B: We should be celebrating the fact that Niger is free again and the Tuareg people have returned in peace to their land in Agadez. It has been two years of peace after many years of conflict. I am just hoping that this peace can continue for many years to come.
OKA: Where do you see African music in the next five years?
B: African music will be in five years like what it is now — a reflection of how the societies think and feel and the influences from outside that they are embracing. Maybe there will be more electronic music in Africa, I don’t know. But in any case, it will always be a balance between preserving our traditions and leading the way of an evolved society.
OKA: What are you working on currently?
B: I am working on my new album that we will begin recording early next year.
OKA: When can we expect your next project?
B: I think the new album will be released in the fall of next year.
OKA: Tell us a bit about Agadez, The Music and the Rebellion, the award-winning documentary that you appear in, and which highlights the Tuareg culture (trailer below).
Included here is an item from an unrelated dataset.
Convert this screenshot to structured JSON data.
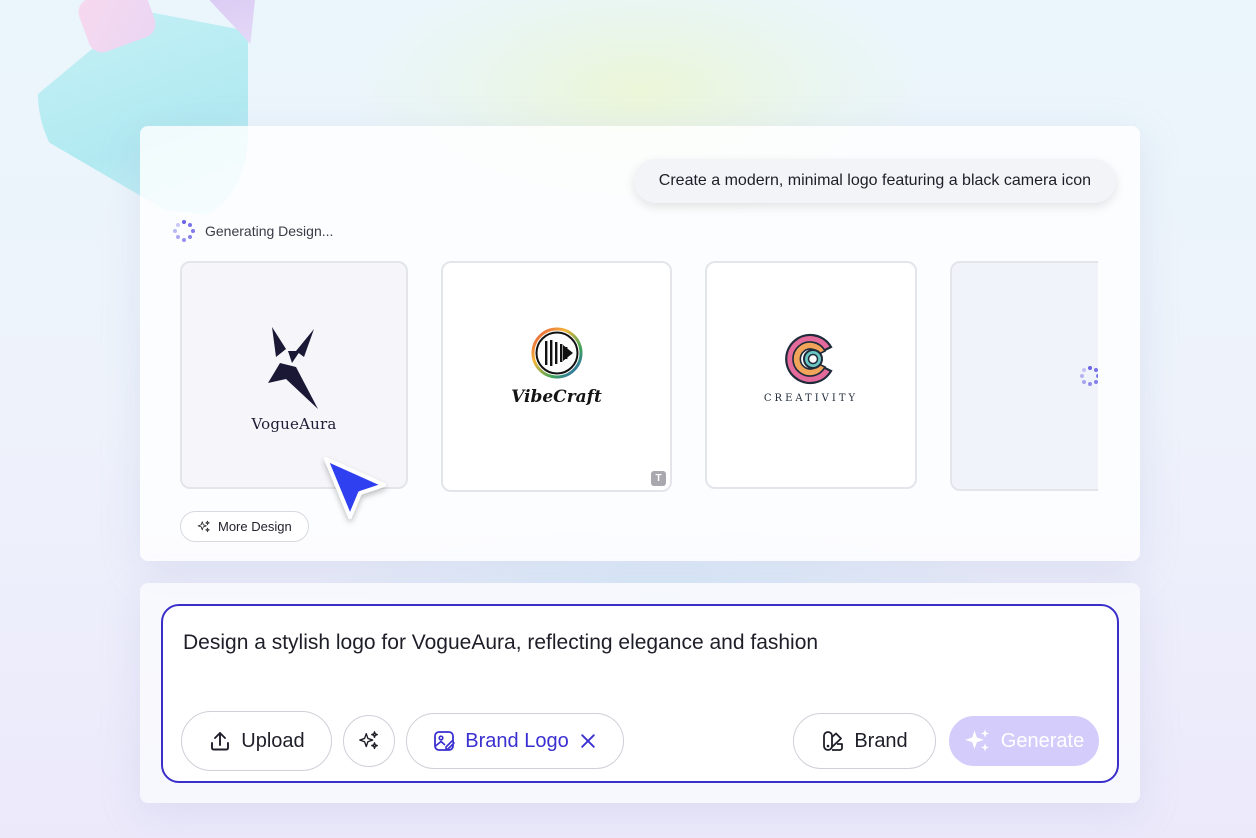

B: This is a real masterpiece. Ron Wyman, the filmmaker, did an incredible job of showing Tuareg life as it is, not as someone from outside imagines it or wants it to be. It is a real window into life in the desert. It captures the beauty of the desert and also our struggle to survive in it. I hope many more people will see this documentary so that they can better understand our lives and our struggles.